Lord Provost of Dundee
- In office 2001–2012
- Preceded by: Helen Wright
- Succeeded by: Bob Duncan

Personal details
- Born: 5 March 1935 (age 91) Aberdeen, Scotland

= John Letford =

John Ross Letford MBE (born 5 March 1935) is a Scottish politician who served as the Lord Provost of Dundee, as well as a councillor in his local ward of Lochee, until May 2012. His eleven years as Lord Provost made him the longest serving civic head in the United Kingdom since the nineteenth century. He currently resides in the Charleston area of the city.
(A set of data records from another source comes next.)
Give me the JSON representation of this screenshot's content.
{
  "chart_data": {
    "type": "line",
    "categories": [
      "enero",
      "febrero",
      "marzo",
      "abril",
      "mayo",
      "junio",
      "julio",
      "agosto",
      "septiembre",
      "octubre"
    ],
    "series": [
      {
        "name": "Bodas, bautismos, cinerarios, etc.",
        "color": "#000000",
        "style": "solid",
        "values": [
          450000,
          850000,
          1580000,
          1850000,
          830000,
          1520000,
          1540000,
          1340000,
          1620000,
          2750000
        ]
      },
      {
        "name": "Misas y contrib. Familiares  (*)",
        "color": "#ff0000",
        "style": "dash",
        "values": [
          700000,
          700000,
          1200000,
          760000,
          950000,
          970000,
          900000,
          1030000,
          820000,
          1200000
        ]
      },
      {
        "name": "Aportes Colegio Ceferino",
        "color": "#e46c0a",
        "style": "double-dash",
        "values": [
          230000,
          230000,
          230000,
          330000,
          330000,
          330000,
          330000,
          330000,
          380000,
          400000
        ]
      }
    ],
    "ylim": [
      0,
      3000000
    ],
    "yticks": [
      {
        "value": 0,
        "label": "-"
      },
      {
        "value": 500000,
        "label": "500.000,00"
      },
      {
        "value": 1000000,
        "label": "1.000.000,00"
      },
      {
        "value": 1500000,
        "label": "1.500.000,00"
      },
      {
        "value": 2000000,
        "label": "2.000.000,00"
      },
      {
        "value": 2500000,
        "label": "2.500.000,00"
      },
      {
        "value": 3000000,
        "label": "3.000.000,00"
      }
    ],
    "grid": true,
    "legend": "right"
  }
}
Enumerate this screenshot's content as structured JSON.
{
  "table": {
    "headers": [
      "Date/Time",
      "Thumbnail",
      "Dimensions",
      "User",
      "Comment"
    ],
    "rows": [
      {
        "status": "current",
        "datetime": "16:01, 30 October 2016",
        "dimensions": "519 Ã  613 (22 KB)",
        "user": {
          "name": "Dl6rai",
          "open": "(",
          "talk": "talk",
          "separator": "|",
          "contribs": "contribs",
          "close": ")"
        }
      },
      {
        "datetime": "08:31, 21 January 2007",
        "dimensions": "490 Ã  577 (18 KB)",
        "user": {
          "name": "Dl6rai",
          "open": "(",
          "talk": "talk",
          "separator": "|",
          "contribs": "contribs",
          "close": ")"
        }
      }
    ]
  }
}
Born in Aberdeen, he moved to Dundee in 1943 and later served an apprenticeship in the Caledon Shipbuilding & Engineering Company shipyard as a marine coppersmith. He also served in the Royal Air Force from 1956 until 1958.

In 1989 he began working as a training manager with Community Industry Rathbone, where he remained for 15 years before becoming a councillor in the Tayside Regional Council and Labour Party Chairman for Camperdown.

He has served on several committees with matters concerning sports, theatre, education, local services and disabled associations and has been involved with Dundee City Council since 1994 where before being elected as Lord Provost in June 2001, in succession to Helen Wright, who was voted out of office because of a dispute over her expenses. He was elected by a vote of 15–11 over Scottish National Party candidate David Bowes, winning backing from three Conservative councillors. Previously he had held the post of Deputy Lord Provost. Letford was re-elected as Lord Provost after the 2007 Scottish local elections and again after the 2007 Scottish local elections.

On 24 March 2009, Letford resigned from the Labour Group on Dundee City Council, and became an independent councillor.

Letford was appointed Member of the Order of the British Empire (MBE) in the 2012 Birthday Honours for services to local government. He launched his autobiography in 2016.